"Anonymous Speech"

Imagine combining free speech with your right to privacy.

Imagine combining free speech with your right to privacy.

Last February, Finnish police served a warrant on Johan Helsingius, calling for the search and seizure of his anonymous remailer, anon.penet.fi. The police wanted to identify someone who had allegedly stolen confidential information off a Church of Scientology computer and then used the remailer to publish the data anonymously. Faced with the alternative of revealing anon.penet.fi's entire user list, Helsingius coughed up the suspect's name.

Could this happen in the US? It depends on how US courts interpret your right to anonymous speech, which depends, in turn, on how hard you fight for that right. Establishing a broad right to anonymous speech will call for some potent intellectual ammo.

Who says?

Imagine combining your right to free speech with your right to privacy. You would end up with the right to communicate with others without communicating your identity. You would end up, that is, with a robust right to anonymous speech.

In times past, anonymous speech sheltered the Founding Fathers' revolutionary arguments and emboldened commentators such as Mark Twain (aka Samuel Langhorne Clemens) to criticize common ignorance. Today, e-mail pseudonyms and anonymous remailers provide cover, albeit thin, to millions of correspondents and independent publishers. Tomorrow, public key cryptography could finally upload onto the Net a real right to anonymous speech. We could then enjoy digital anonymous speech at least as secure as the anonymous speech that we already enjoy in hard copy.

Last April, in MacIntyre v. Ohio Elections Commission, the US Supreme Court reaffirmed that the First Amendment protects the right to anonymous speech. Anonymity, the court reasoned, helps speech stay free. Focusing on political speech - the sort of speech that lies at the core of the First Amendment - the MacIntyre ruling stipulated that restrictions on anonymous political speech must be narrowly tailored and serve an over-riding state interest.

Earlier cases had already guaranteed that the right to anonymity reaches beyond political speech. In Talley v. California, the Supreme Court shot down a Los Angeles ordinance banning all types of anonymous pamphlets - political, commercial, or otherwise. The court explained that the "identification requirement would tend to restrict freedom to distribute information and thereby freedom of expression."

Both of these cases, MacIntyre and Talley, based the right to anonymous speech on First Amendment grounds. Though the constitutional right to privacy is admittedly unpopular with the current Supreme Court, it could be used to provide anonymity with yet another layer of protection.

Who cares?

A robust right to anonymity covers more than unsigned notes; it covers your right to send and receive anonymous messages, to use a pseudonym, and, arguably, to engage in cash transactions. You probably already do these things in realspace. You'll definitely want to do them on the Net.
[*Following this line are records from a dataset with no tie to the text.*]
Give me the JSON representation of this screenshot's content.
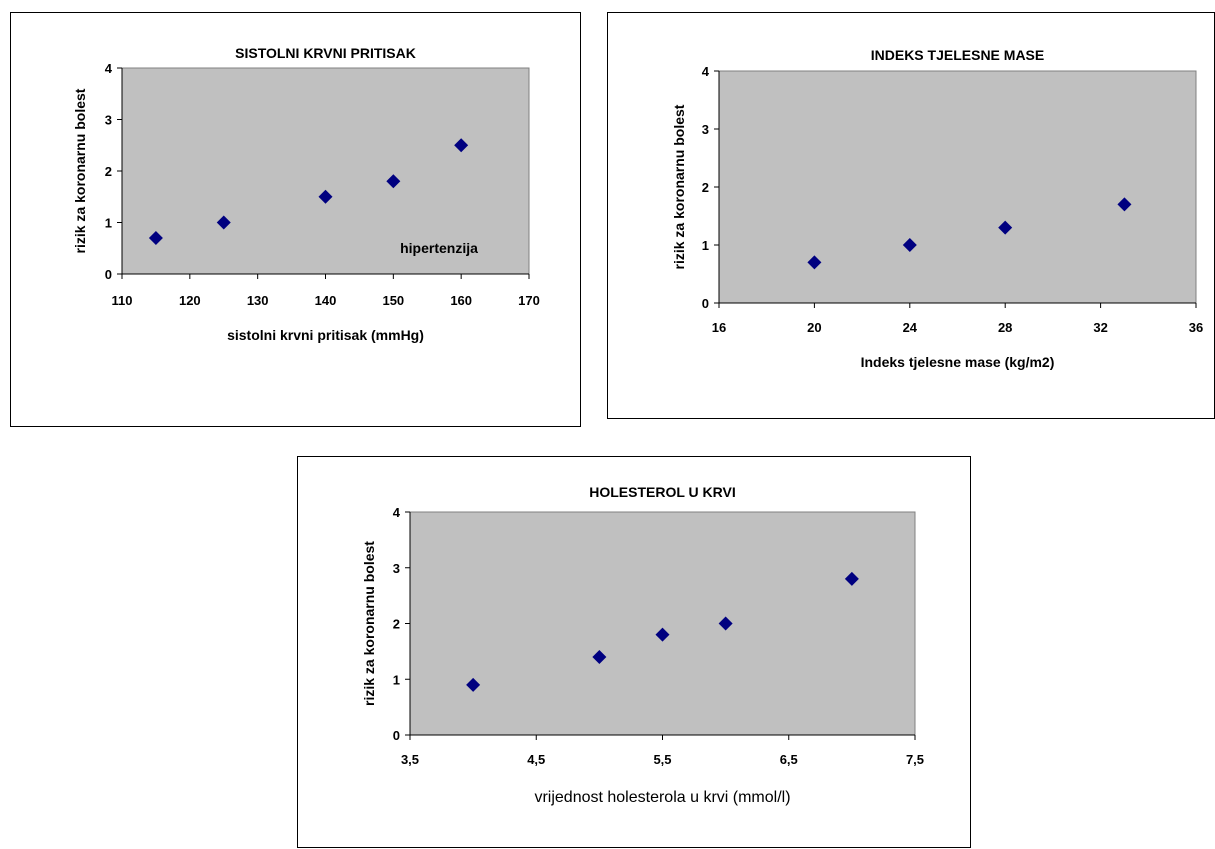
{
  "chart_data": [
    {
      "type": "scatter",
      "title": "SISTOLNI KRVNI PRITISAK",
      "xlabel": "sistolni krvni pritisak (mmHg)",
      "ylabel": "rizik za koronarnu bolest",
      "xlim": [
        110,
        170
      ],
      "ylim": [
        0,
        4
      ],
      "xticks": [
        "110",
        "120",
        "130",
        "140",
        "150",
        "160",
        "170"
      ],
      "yticks": [
        "0",
        "1",
        "2",
        "3",
        "4"
      ],
      "x": [
        115,
        125,
        140,
        150,
        160
      ],
      "y": [
        0.7,
        1.0,
        1.5,
        1.8,
        2.5
      ],
      "annotation": "hipertenzija",
      "grid": false,
      "plot_bg": "#c0c0c0",
      "marker_color": "#000080"
    },
    {
      "type": "scatter",
      "title": "INDEKS TJELESNE MASE",
      "xlabel": "Indeks tjelesne mase (kg/m2)",
      "ylabel": "rizik za koronarnu bolest",
      "xlim": [
        16,
        36
      ],
      "ylim": [
        0,
        4
      ],
      "xticks": [
        "16",
        "20",
        "24",
        "28",
        "32",
        "36"
      ],
      "yticks": [
        "0",
        "1",
        "2",
        "3",
        "4"
      ],
      "x": [
        20,
        24,
        28,
        33
      ],
      "y": [
        0.7,
        1.0,
        1.3,
        1.7
      ],
      "grid": false,
      "plot_bg": "#c0c0c0",
      "marker_color": "#000080"
    },
    {
      "type": "scatter",
      "title": "HOLESTEROL U KRVI",
      "xlabel": "vrijednost holesterola u krvi (mmol/l)",
      "ylabel": "rizik za koronarnu bolest",
      "xlim": [
        3.5,
        7.5
      ],
      "ylim": [
        0,
        4
      ],
      "xticks": [
        "3,5",
        "4,5",
        "5,5",
        "6,5",
        "7,5"
      ],
      "yticks": [
        "0",
        "1",
        "2",
        "3",
        "4"
      ],
      "x": [
        4.0,
        5.0,
        5.5,
        6.0,
        7.0
      ],
      "y": [
        0.9,
        1.4,
        1.8,
        2.0,
        2.8
      ],
      "grid": false,
      "plot_bg": "#c0c0c0",
      "marker_color": "#000080"
    }
  ]
}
Who benefits from digital anonymity? Whistle-blowers, victims of abuse, and troubled people seeking counseling. Political insiders, the politically incorrect, and insurrectionists. Gays, lesbians, and bored straights. Bad poets. People trying the fit of another skin. Virtually everyone. You.You deserve at least as much anonymity on the Net as you have when you cast a vote, post an anonymous tract, or buy a newspaper from a coin-operated rack.

In fact, you should demand a stronger right on the Net. Otherwise, authorities will find it easy to track, sort, and record your digital behavior. You should thus demand the right to use the most powerful encryption available.

Uploading a robust right to anonymity calls for public key cryptography, such as that found in Phil Zimmerman's Pretty Good Privacy freeware. (See )David Chaum and other cryptographers have designed public key systems that provide anonymous two-way messages, digital signatures, secure and fraud-resistant pseudonyms, and electronic cash. Together, these tools combine the convenience and security of realspace with the speed and interconnectivity of dataspace.

Who knows?

The Supreme Court's call for narrowly tailored restrictions that leave speech as free as possible should prevent an outright ban on anonymous remailers. US police, like their Finnish counterparts, can issue warrants against anonymous remailers. Unlike Finnish police, however, US authorities cannot issue warrants so broad as to unnecessarily threaten the anonymity of third parties.

But what happens when a constitutional search for a criminal's identity runs up against a Chaum-style public key system? Police get virtually indecipherable gibberish. Politicians get mad. The Su-preme Court, perhaps, gets an interesting new case. But the criminal does not necessarily get away. The right to anonymous speech would not protect illegal speech, of course. Police have already learned to cope with untraceable calls, disguises, and aliases. They can likewise learn to cope with digital anonymity. But authorities must not wound our fundamental liberties in targeting illegal speech.

The availability of less intrusive means of enforcing information regulations, combined with anonymity's vital role in protecting free speech and privacy, would make it difficult for the Supreme Court to excuse an outright ban on public key systems. Don't regard this as a virtual certainty, though, and let down your guard. Whether your right to anonymity survives an upload into dataspace will depend not only on what the Supreme Court says to us, but on what we say to it.